Viviana Peretti is an Italian photographer interested in long-term and in-depth stories about marginalized communities and human rights violations. In 2000, after graduating with a BA in Literature from the University of Rome, she moved to Colombia, where she completed an MA in Journalism and spent years working as a freelancer. In 2010, Peretti graduated from the Documentary Photography and Photojournalism program at the International Center of Photography (ICP) in New York, where she lived for six years while working on personal projects about religious communities and diaspora, and producing assignments for The New York Times.
In 2013, Peretti was an Artist-in-Residence at L’École Nationale Supérieure de la Photographie (ENSP) in Arles, France. In 2014, she was elected Photographer of the Year at the Sony World Photography Awards' Arts & Culture category, and won the American Photography 30. In 2015, she was a Camargo Foundation Fellow in France. In 2017, Peretti was a Bogliasco Foundation Fellow in Italy. In 2021, she was a E.CO Residency Fellow at Baudó in Colombia.
In 2022, she received an Honorable Mention from the World Press Photo Foundation for her project "Searching for Lost Lives", about forced disappearance in Colombia.
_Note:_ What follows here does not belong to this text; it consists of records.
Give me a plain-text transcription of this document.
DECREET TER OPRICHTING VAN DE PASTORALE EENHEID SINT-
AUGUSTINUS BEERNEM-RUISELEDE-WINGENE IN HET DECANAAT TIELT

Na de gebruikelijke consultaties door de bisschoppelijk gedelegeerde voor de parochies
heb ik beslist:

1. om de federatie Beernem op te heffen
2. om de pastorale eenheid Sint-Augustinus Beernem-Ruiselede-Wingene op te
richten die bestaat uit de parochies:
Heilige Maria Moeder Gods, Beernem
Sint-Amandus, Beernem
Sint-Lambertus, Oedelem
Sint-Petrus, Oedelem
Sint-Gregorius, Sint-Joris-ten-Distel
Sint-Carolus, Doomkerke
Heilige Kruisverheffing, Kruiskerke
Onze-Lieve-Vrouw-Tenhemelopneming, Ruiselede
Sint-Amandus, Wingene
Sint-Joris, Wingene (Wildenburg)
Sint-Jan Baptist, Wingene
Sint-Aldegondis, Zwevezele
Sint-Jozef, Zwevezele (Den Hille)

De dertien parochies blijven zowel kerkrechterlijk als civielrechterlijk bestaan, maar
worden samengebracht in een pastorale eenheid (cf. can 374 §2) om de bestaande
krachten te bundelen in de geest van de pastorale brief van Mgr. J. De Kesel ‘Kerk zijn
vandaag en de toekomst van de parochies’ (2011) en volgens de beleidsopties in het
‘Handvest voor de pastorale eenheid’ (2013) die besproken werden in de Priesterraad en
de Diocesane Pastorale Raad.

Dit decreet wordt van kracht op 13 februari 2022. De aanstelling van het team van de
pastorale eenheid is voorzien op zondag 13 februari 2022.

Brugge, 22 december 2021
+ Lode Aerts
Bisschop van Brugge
In 2024, "Searching for Lost Lives" was finalist in The Aftermath Project, won the Women Photograph Grant and the Italian Council 13 Project. Peretti's work has been exhibited at the National Portrait Gallery in London, the MACRO Museum in Rome, the Museo Archivo de la Fotografía in Mexico City, and the Centre of Memory, Peace and Reconciliation (CMPR) in Bogotà, among others. Peretti’s photographs have been published by international media outlets including The New York Times, Newsweek, BBC, CNN, Vice, and Granta.